Sunday, August 15, 2010

Blast TBI Differ from Concussion TBI on MRI and Prognosis

Full Articel at: A reason for optimism in diagnosing, treating TBI
By Seth Robbins

"Blasts and the brain

Experts say blasts produce a unique type of brain damage, one that differs from the damage caused by a typical blow to the head.

“It’s a much higher complexity of injury,” Cernak said.

Studies using new brain-imaging technology have shown that blasts produce a more diffuse pattern of damage, and that brain cells stay inflamed longer after a blast-related concussion than a normal one.

Blasts involve “many more energized events” than a typical blow to the head said Dr. (Col.) Jamie Grimes, the national director for the Defense and Veterans Brain Injury Center.

“With blasts,” she said, “it’s more a rotational force than a backward-and-forwards motion.”

A variation of MRI that tracks water molecules in the brain has shown that blasts produce a “more intense” pattern of damage to the neural connections between cells, said Dr.
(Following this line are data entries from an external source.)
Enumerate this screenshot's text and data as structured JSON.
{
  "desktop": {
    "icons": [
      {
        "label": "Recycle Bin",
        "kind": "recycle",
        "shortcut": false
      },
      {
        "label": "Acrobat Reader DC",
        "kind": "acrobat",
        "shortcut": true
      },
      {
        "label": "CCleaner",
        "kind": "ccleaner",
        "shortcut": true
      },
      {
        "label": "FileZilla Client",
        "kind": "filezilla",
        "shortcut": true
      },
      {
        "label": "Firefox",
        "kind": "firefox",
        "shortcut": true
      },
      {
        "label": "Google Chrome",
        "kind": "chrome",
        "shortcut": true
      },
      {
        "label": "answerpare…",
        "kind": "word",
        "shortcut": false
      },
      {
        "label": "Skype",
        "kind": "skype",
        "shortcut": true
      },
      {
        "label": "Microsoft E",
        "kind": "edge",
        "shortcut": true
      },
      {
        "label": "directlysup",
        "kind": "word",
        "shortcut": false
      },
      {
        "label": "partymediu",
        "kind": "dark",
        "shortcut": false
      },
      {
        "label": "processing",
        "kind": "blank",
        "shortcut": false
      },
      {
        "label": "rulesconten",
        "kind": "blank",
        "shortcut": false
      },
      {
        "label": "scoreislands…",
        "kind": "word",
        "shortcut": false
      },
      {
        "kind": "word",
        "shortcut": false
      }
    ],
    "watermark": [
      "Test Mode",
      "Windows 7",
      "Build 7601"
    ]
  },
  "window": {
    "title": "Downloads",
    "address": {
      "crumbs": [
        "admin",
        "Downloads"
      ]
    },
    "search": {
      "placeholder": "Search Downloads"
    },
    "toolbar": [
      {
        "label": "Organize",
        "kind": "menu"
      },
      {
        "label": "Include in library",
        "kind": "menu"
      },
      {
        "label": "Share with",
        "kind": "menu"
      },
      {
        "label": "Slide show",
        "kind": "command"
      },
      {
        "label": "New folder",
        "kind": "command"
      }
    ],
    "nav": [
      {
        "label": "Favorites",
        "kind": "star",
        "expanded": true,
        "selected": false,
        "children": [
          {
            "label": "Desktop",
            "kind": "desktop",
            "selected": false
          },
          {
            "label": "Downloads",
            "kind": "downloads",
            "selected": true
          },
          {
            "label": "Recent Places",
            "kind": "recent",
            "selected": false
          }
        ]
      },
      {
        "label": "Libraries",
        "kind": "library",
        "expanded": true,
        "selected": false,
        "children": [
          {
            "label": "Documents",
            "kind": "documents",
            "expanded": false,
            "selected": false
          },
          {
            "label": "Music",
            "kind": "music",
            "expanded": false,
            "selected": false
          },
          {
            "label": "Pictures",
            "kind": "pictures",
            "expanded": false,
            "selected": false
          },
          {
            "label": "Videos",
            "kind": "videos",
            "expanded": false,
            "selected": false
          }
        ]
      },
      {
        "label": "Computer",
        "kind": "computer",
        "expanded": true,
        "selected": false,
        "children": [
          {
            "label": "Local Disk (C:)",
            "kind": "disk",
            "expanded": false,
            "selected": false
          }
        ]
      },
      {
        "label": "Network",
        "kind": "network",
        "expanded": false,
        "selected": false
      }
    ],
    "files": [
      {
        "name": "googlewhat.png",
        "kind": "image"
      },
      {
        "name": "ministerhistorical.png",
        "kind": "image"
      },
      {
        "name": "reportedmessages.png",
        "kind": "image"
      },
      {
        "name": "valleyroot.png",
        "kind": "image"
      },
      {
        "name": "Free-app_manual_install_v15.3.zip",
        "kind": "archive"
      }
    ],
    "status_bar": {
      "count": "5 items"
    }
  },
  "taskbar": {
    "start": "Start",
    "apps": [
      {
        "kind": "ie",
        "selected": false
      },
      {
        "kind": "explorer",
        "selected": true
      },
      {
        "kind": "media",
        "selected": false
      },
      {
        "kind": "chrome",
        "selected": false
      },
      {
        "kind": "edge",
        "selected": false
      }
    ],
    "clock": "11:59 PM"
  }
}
David Moore, a neurologist and National Scientific Advisor with the brain injury center. Moore and his colleagues at Walter Reed Army Medical Center compared brain scans of servicemembers in blasts with impact-only mild TBI patients and healthy troops.

The scans showed “a pepper-spray pattern” of damage, which looked similar to a shotgun blast, in the brains of servicemembers who had been close to an explosion, he said.

“It was more intense, and there was more of it in the blasts,” he said.

The brains of those in blasts also displayed lingering inflammation.

“Something else is going on there,” Moore said.

His findings, which need to be replicated, are important because this unique pattern of inflammation may be a signature of blast-related concussions, a finding that could lead to better diagnostic tools — and eventually more targeted treatments.

Besides brain imaging, researchers are also searching for biomarkers in blood and spinal fluids that would be telltale signs of mild TBI, said Kathy Helmick, the head of traumatic brain injuries at the Defense Centers of Excellence for Psychological Health and Traumatic Brain Injury.

“We’re faced with the severe challenge of finding that Holy Grail,” Helmick said."